Well, yes. But maybe even worse. There’s really nothing (nothing!) that sticks in the craw of a self-declared “smart” person than being told he or she is stupid.
So what’s the New Yorker article (written by Jonah Lehrer) all about? Well, the idea that smart people often do stupid things. And these things don’t necessary mean boneheaded life decisions — bad business moves, bad personal relationship advances, etc. They can be as small as a simple arithmetic problem (one of which Lehrer uses in his article for example).
There’s plenty of research to back this phenomenon up. The research is founded upon years of careful analysis of smart and not-so-smart people addressing trick questions, riddles, and deceptive problems.
The findings show that smart people often get some of the easiest questions wrong. The not-so-smart people are able to answer these, but struggle when the questioning gets supremely difficult (as you’d expect).
The reasons for this are still a bit hypothetical but it comes down to two trends and are usually consistent in smart thinkers. For one, smart people are stubborn. If a mind can surmise an answer, smart people have convinced themselves, from years and years of getting the right answer, that their specific brain can do no wrong. Stubbornness, also, is the key to the reckoning that a simple question has a simple answer – one that can be found without exerting too much effort.
The second is shortcuts. Smart people take them. A lot. Well, everyone takes them. It’s sort of like your evolutionary ability to fast track. And with the world taking more shortcuts (read, see, do) our brains have necessarily adjusted.

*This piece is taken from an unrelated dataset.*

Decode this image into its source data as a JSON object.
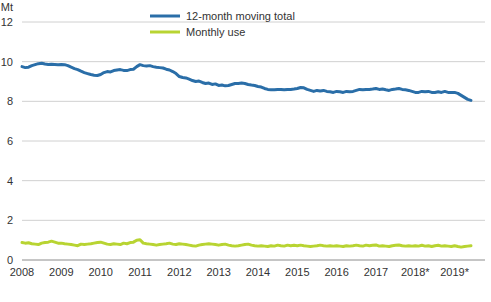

But smart people sometimes forget to double-check their shortcuts. What, with all those other thoughts streaming around? Shortcuts just kind of make the mundane just skip past on by — automated.
Lehrer goes further in his article. Further actually into an almost third reason why smart people do stupid things. That reason is that no one really knows why they do stupid things. And while this problem may not be a big deal for many, the so-called “intelligensia” labors on their mistakes more than others.

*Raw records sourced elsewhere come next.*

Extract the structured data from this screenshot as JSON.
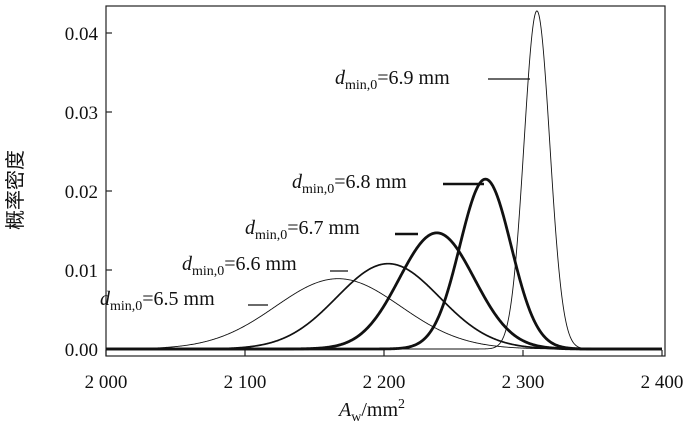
{
  "chart_data": {
    "type": "line",
    "xlabel": {
      "main": "A",
      "sub": "w",
      "rest": "/mm",
      "sup": "2"
    },
    "ylabel": "概率密度",
    "xlim": [
      2000,
      2400
    ],
    "ylim": [
      0,
      0.04
    ],
    "x_ticks": [
      2000,
      2100,
      2200,
      2300,
      2400
    ],
    "x_tick_labels": [
      "2 000",
      "2 100",
      "2 200",
      "2 300",
      "2 400"
    ],
    "y_ticks": [
      0,
      0.01,
      0.02,
      0.03,
      0.04
    ],
    "y_tick_labels": [
      "0.00",
      "0.01",
      "0.02",
      "0.03",
      "0.04"
    ],
    "grid": false,
    "series": [
      {
        "name": "6.5 mm",
        "label_main": "d",
        "label_sub": "min,0",
        "label_rest": "=6.5 mm",
        "mean": 2167,
        "sd": 45,
        "peak": 0.0089,
        "weight": "thin"
      },
      {
        "name": "6.6 mm",
        "label_main": "d",
        "label_sub": "min,0",
        "label_rest": "=6.6 mm",
        "mean": 2203,
        "sd": 37,
        "peak": 0.0108,
        "weight": "medium"
      },
      {
        "name": "6.7 mm",
        "label_main": "d",
        "label_sub": "min,0",
        "label_rest": "=6.7 mm",
        "mean": 2238,
        "sd": 27,
        "peak": 0.0147,
        "weight": "thick"
      },
      {
        "name": "6.8 mm",
        "label_main": "d",
        "label_sub": "min,0",
        "label_rest": "=6.8 mm",
        "mean": 2273,
        "sd": 18.5,
        "peak": 0.0215,
        "weight": "thick"
      },
      {
        "name": "6.9 mm",
        "label_main": "d",
        "label_sub": "min,0",
        "label_rest": "=6.9 mm",
        "mean": 2310,
        "sd": 9.3,
        "peak": 0.0428,
        "weight": "thin"
      }
    ]
  }
}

As Lehrer points out, “introspection can actually compound the error, blinding us to those primal processes responsible for many of our everyday failings. We spin eloquent stories, but these stories miss the point. The more we attempt to know ourselves, the less we actually understand.” And so the intelligent are left more baffled than ever. Of course, there are other definitions of intelligence that make the whole idea of this silly. A good reader may do poorly on easy math questions. Likewise the other way around for reading comprehension. There are those that are savvy with business, but with nothing else — and yet it’s our society that labels him/her a genius or a lucky soul.
Okay. So here’s where I answer the “so what”. Well, for one, even the smartest of folks sometimes could use a little oversight. Those easy questions, the ones that the intelligent can sometimes miss, can often be as important as the stumper you’ve spent your morning on.For one, there’s assistants. Us Zirtual-ites can really help. But you know that. If you don’t know, get with it!
What else can help is a clearer understanding of your limits. You know that job interview question about your biggest weakness? Well if you can recognize your biggest weakness, or any weakness for that matter, you can work on a clearer understanding of how to work on it. Just because you can make a quick million or understand quantum leap, doesn’t mean you shouldn’t proofread your emails. Check up on yourself and your small doings. That’s being smart.